When it was revealed that Central Park Five contained an homage to Duke Ellington, people began searching for it. The nod, Dunner revealed, was not from one of Ellington’s more popular works.
“There's a two note theme that comes in at the beginning of the show and again at the end, and it's to the word ‘Harlem,’” Dunner said. “Many people don’t know this, but Duke Ellington wrote two orchestral pieces in his lifetime: The River and Harlem. Now Harlem opens with a trumpet playing that theme. Davis lifted those two notes because that part of Central Park is in Harlem.”
For Dunner, Harlem wasn’t just a setting for the show, but a significant part of his own life. “I grew up in the area where all of this took place,” Dunner said. From where When They See Us opens, I lived eight blocks away. In part two, there is a scene just two blocks away from where I lived. I used to go to that part of Central Park as a kid. All of what went on during that time I have been through.”
At the time of their arrest in 1989, the five accused boys were 14 to 15 years old. Though the five male leads play both the young and adult versions of their characters, the emotional impact is not lost. Early on in rehearsals, Dunner had a moment at the podium that took him back to his own childhood.
“There’s a scene where the parents go to the precinct to meet their children,” Dunner said. “At one point, the mother of one of them comes to the door of the precinct, and I had this flashback. The actor’s hair was the same as my mom’s. She was wearing a glittery top. My mom would wear glittery tops. And when she came through that door, I had this moment of looking up at my mom, and it was surreal.”
“For a few days, every time she came through that door it took me out of the present and into the past. That was hard to reconcile.”
Though Central Park Five ends with the accused finding closure as adults, the show reminds us that the cultural, racial, and socio-economic issues that made the case front-page news 30 years ago still exist today.
“The cycle is still being perpetuated,” Dunner said. “What happened to them should not be happening anymore. Yet it is still happening. That is the relevance. That's why this was important.”
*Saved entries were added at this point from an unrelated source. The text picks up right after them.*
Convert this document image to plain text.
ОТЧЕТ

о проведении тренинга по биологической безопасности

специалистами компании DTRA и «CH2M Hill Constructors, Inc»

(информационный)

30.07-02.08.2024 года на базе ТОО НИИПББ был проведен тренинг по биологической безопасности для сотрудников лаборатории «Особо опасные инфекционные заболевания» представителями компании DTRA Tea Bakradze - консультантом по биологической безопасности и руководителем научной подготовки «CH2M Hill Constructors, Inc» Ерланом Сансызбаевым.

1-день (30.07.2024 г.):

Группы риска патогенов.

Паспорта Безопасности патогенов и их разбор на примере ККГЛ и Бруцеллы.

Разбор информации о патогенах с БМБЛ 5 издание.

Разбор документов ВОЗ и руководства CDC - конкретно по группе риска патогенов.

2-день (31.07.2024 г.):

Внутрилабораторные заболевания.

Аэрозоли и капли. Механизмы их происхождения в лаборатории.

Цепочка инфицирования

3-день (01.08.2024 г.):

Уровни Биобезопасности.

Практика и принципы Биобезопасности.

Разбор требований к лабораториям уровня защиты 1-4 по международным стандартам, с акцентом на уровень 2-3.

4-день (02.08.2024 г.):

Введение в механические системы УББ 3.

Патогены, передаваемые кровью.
Whether it’s with the Long Beach Opera or Interlochen Arts Academy Orchestra, Dunner reiterates the importance of using the arts to tell these stories.
“We are just now coming to the foreground,” Dunner said. “So we are using this medium to tell our stories, and we are modifying the medium so that it's relevant to our population, and that's what's interesting, and that's what's exciting, and that's what I want to be a part of.”